Чернота поглотила комнату, света больше не было. Он был совершенно спокоен и даже улыбался. И тут густая чернота исчезла вмиг, горячий солнечный свет ударил в глаза, и Мохов очутился в своем кабинете. Ничего там не изменилось: столы, стулья, сейфы стояли на своих местах, со стены все так же строго смотрел Дзержинский, окно было распахнуто, и свежий утренний ветерок осторожно трогал шторы. Он жив? Ничего не произошло? Обман? Розыгрыш? Зачем? С какой целью? Стены кабинета стали вдруг расплываться, терять очертания, потом, пропали совсем, и оказалось, что Мохов вновь сидит в той же самой пустой, неуютной комнате, только теперь она светилась большим окном. Он встал со стула, подошел к окну, выглянул, увидел много спешащих по улицам людей, много зелени и солнца. День начинался с яркого безмятежного утра. Но ни утро, ни солнце, ни люди не радовали его.
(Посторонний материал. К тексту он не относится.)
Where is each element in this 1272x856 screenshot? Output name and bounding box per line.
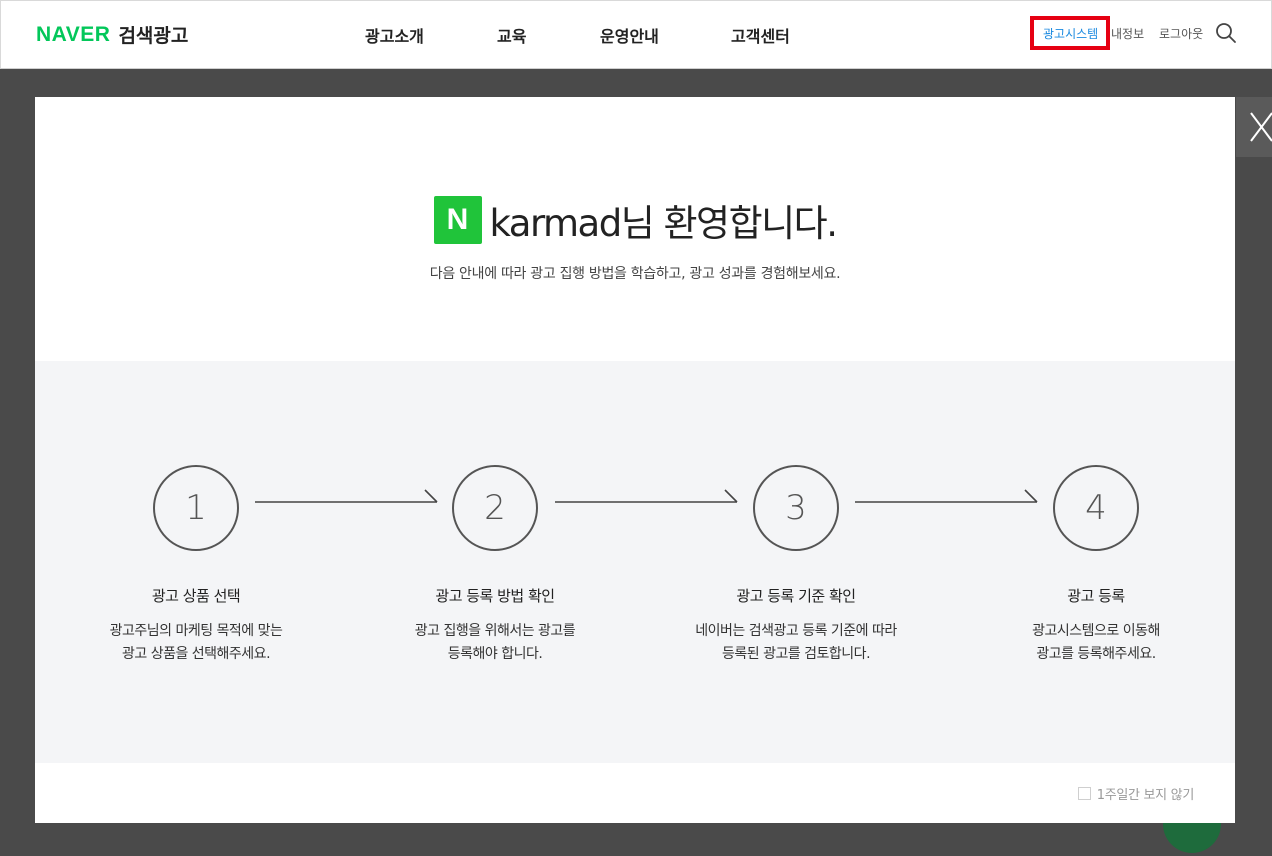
step-desc-line: 광고를 등록해주세요.	[1036, 646, 1156, 662]
step-desc-line: 등록된 광고를 검토합니다.	[721, 646, 871, 662]
nav-item-customer-center[interactable]: 고객센터	[731, 23, 790, 47]
steps-panel: 1 광고 상품 선택 광고주님의 마케팅 목적에 맞는 광고 상품을 선택해주세…	[35, 361, 1235, 763]
step-title: 광고 등록 기준 확인	[736, 587, 856, 605]
welcome-text: karmad님 환영합니다.	[489, 202, 838, 245]
dismiss-week-option[interactable]: 1주일간 보지 않기	[1077, 784, 1195, 803]
close-icon	[1250, 112, 1272, 142]
my-info-link[interactable]: 내정보	[1111, 25, 1144, 42]
step-number-circle: 4	[1053, 465, 1139, 551]
step-title: 광고 등록	[1067, 587, 1125, 605]
site-header: NAVER 검색광고 광고소개 교육 운영안내 고객센터 광고시스템 내정보 로…	[0, 0, 1272, 69]
naver-logo: NAVER	[36, 22, 111, 46]
step-description: 광고시스템으로 이동해 광고를 등록해주세요.	[976, 620, 1216, 666]
dismiss-week-checkbox[interactable]	[1077, 787, 1091, 800]
step-description: 광고주님의 마케팅 목적에 맞는 광고 상품을 선택해주세요.	[76, 620, 316, 666]
step-description: 광고 집행을 위해서는 광고를 등록해야 합니다.	[375, 620, 615, 666]
close-button[interactable]	[1236, 97, 1272, 157]
step-desc-line: 네이버는 검색광고 등록 기준에 따라	[695, 623, 897, 639]
step-description: 네이버는 검색광고 등록 기준에 따라 등록된 광고를 검토합니다.	[676, 620, 916, 666]
step-title: 광고 상품 선택	[151, 587, 241, 605]
naver-n-icon: N	[433, 196, 482, 244]
welcome-heading: N karmad님 환영합니다.	[35, 193, 1235, 247]
search-icon	[1216, 23, 1236, 43]
dismiss-week-label: 1주일간 보지 않기	[1096, 788, 1195, 803]
step-desc-line: 등록해야 합니다.	[447, 646, 543, 662]
logout-link[interactable]: 로그아웃	[1159, 25, 1203, 42]
welcome-modal: N karmad님 환영합니다. 다음 안내에 따라 광고 집행 방법을 학습하…	[35, 97, 1235, 823]
step-title: 광고 등록 방법 확인	[435, 587, 555, 605]
nav-item-operation-guide[interactable]: 운영안내	[600, 23, 659, 47]
step-desc-line: 광고 집행을 위해서는 광고를	[414, 623, 576, 639]
step-number-circle: 1	[153, 465, 239, 551]
search-button[interactable]	[1215, 22, 1237, 44]
naver-searchad-logo[interactable]: NAVER 검색광고	[36, 21, 188, 48]
service-name: 검색광고	[118, 25, 189, 47]
step-desc-line: 광고시스템으로 이동해	[1032, 623, 1160, 639]
step-4: 4 광고 등록 광고시스템으로 이동해 광고를 등록해주세요.	[976, 465, 1216, 666]
nav-item-education[interactable]: 교육	[497, 23, 526, 47]
step-number-circle: 3	[753, 465, 839, 551]
step-desc-line: 광고주님의 마케팅 목적에 맞는	[109, 623, 283, 639]
nav-item-ad-intro[interactable]: 광고소개	[365, 23, 424, 47]
step-number-circle: 2	[452, 465, 538, 551]
welcome-subtitle: 다음 안내에 따라 광고 집행 방법을 학습하고, 광고 성과를 경험해보세요.	[429, 266, 841, 282]
highlight-box	[1030, 16, 1110, 50]
step-desc-line: 광고 상품을 선택해주세요.	[121, 646, 271, 662]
Ему все казалось угрюмым и серым. Ему уже не хотелось жить, незачем…
Проснулся разом, как от удара. Неторопливо оторвался от теплой постели, свесил ноги на мягкий, ласкающий ковер. Поморщился, с силой потер виски, но бесполезно — сон еще жил в нем, не исчез, не забылся, как обычно. Опять он видел темную холодную комнату, себя на стуле посередине, маленькое оконце, только чувство страха ушло, остался горький, тошнотворный осадок.
Мохов встал, хрустко потянулся, оглядел комнату. Жена ушла, на ее половине постели гордо пузырилась аккуратно взбитая подушка. Она очень любила такие вот взбитые, пухлые подушки, так в деревнях взбивают, чтобы украсить кровать. Откуда это у нее? Мохов шагнул к окну, распахнул створки, с шумом втянул в себя свежий, прохладный воздух, на мгновение залюбовался ласковым солнечным утром, а потом враз вдруг все перевернулось, и утро показалось мрачным и солнце холодным, неприветливым, враждебным, опять поплыли картинки сна. Наваждение, бред. Он спал всегда без снов, а если и снилось что-то, то по утрам напрочь исчезало из памяти. А этот сон он помнил до мельчайших подробностей. Самый отвратительный сон за всю его жизнь, и он помнил его. Прохладный душ, бивший по телу упругими, колкими струями, на некоторое время успокоил его, помог отогнать прочь назойливые воспоминания. Но в комнате вид открытого окна опять сбил настроение.